3. On the outside of the dance floor. This means she wants to dance. Or that her boyfriend, who’s twice as tall as you, is in the men’s room and she’s waiting for him. Step up to her and say, “Excuse me -- may I have this dance?” Then smile and show her your pearly whites. What have you got to lose, right?
4. Waiting to use the restroom. Forget it. She’ll think you’re a pervert. Why? It’s all the rage nowadays to take pictures with your cell phone.
5. In a bank, she’ll think you’re trying to rob her, so forget that one, too. In a store. Ask her where the white chocolate macadamia cookies are. Talk about another product. Tell her it’s your first time in the store and that you’re lost. At a restaurant, try to grab a table near her if you can. If she’s watching the dance floor, dance with some other girls where she can see you. You have to keep an eye on her peripherally, and then make your move. The best time to go up to her in a restaurant is when she’s on her way back from the ladies room.

When you’re making any of these silly pitches, Carney, what you’re really doing is trying to break the ice.

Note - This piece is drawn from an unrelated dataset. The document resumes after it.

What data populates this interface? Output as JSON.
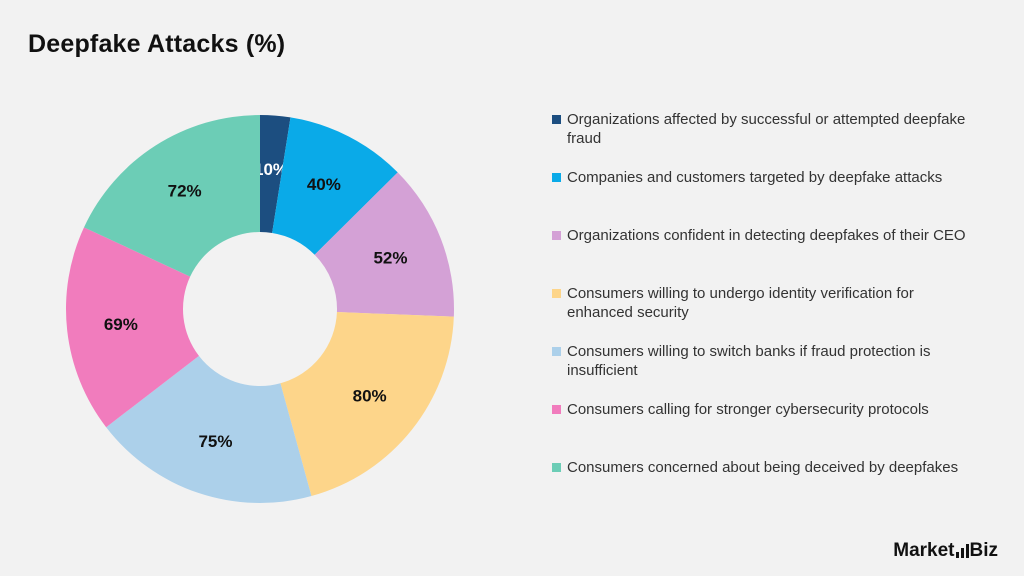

You’re saying, “I want to play. Please tell me you want to play too! Give me your home phone number.” If she’s interested, it’ll work.

Now, to follow it up. When you open your mouth, the girl knows you’re conning her. When you talk to her about the avocados in the grocery section, she knows there’s a good chance you’re hustling her. And if she’s attractive, she’s going to get hustled all the time. But if she sees something in you, and she’s available, you’ve got a shot, though it’s a slim one.

If, on the other hand, after two or three of your funny lines her eyes glaze over and she yawns – in other words, if she doesn’t help you out with positive encouragement either verbally or with her body language – say “Nice meeting you” and walk away. “Next!”

But Carney, you should be aiming at higher-percentage activities to meet girls. Like giving speeches where there are females in the audience. Take what you’re best at and emphasize your success. Try a church, for instance, where there are maybe 500 people listening and maybe 10 good-looking babes who will take a shine to you. There are definitely better ways to find them than the cold call.

Remember, guys: they help you when they like you.